The project has been running for over 19 hours on my T7920 (without anti-virus software) and the completion bar has a very long way to go so I’m back to my belief that there is something wrong with the native Windows WebODM/Engine build.
This is not entirely encouraging. I’m installing my big machine tonight and considering spending the $57 on the windows native installer. I’m happy to support the project, but if there is an issue perhaps it’s worth waiting a beat and using the docker version for the time being. Shiva & Saijin, what are your takes here? I’m sitting on a brand new install of Win 10 workstation. dual 32 core Epyc with 512 ECC. Should I go docker or native?
If it’s slower than docker, you can request a refund. It is a rare set of circumstances where we are seeing issues, and it isn’t isolated yet for those rare cases.
That’s the last of my concerns. I’ll go ahead and purchase it tonight. Just wanted to make sure there wasn’t a bugfix or new release on the near term horizon. Thanks for the speedy replies.
You are covered in terms of upgrades to the software for life with the purchase.

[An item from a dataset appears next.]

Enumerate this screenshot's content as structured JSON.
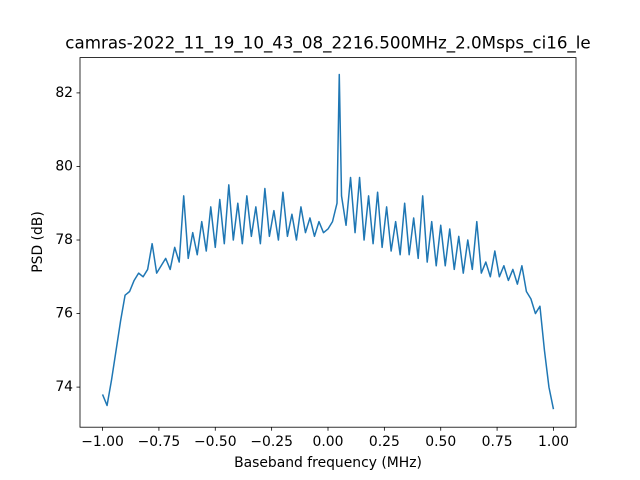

As for an upcoming update, yes, we should have one coming within the month with the latest ODM engine and some fixes for non-ASCII characters in the PATH, and some other nice things like WebODM 2.x UI.
I’m also interested in this. Do you have any idea about the reason for this performance difference? Do you think it’s about how WebOdm has been compiled on Windows to produce the installer? What about GPU support on Windows Native? I’m trying to understand if it’s worth investing in an installer (that, besides the donation to your great project, in a company working in agriculture I think would be mandatory in the near future…).
EDIT: I originally answered the message stating a difference in favor of Windows Native, but it’s the same for a difference in the opposite direction.
Also, as already asked here it would be great to investigate more about the support of optimized BLAS in WebODM. Being something heavily reliant on CPU computation, having those supported would decrease processing time more than investing in more recent and powerful machines, as broadly discussed on this topic.
I benchmarked such difference in R for data science (which is a completely different story I know) as R comes with very poor BLAS by default, and it’s like night and day.
OK I’ve got a 1146 20MP image run in the new BEAST 64core. I got it loaded up and went to bed so I haven’t been watching it closely and I don’t have anything set up to log yet. My initial observations are surprising. My old machine would peg all of it’s weak CPU at 100% and it would quickly use up all 64GB physical memory.
I’m 6.5 hrs into the run today and I’m seeing very low CPU utilization. Overall it’s showing about 3% utilized. Of the 64 cores 55 of them are basically idle and 9 of them are very lightly loaded. Memory is about 4% utilized. At 6.5 hrs in it’s currently at the matching stage and it’s crawling. Subjectively it’s no faster then my old 4 core.
Don’t know what to say here…I guess I’ll try out docker and maybe install Linux on an empty NVMe. I can’t explain this. Any ideas what might be going on? I’m gonna setup my PFsense today so I can give out VPN access.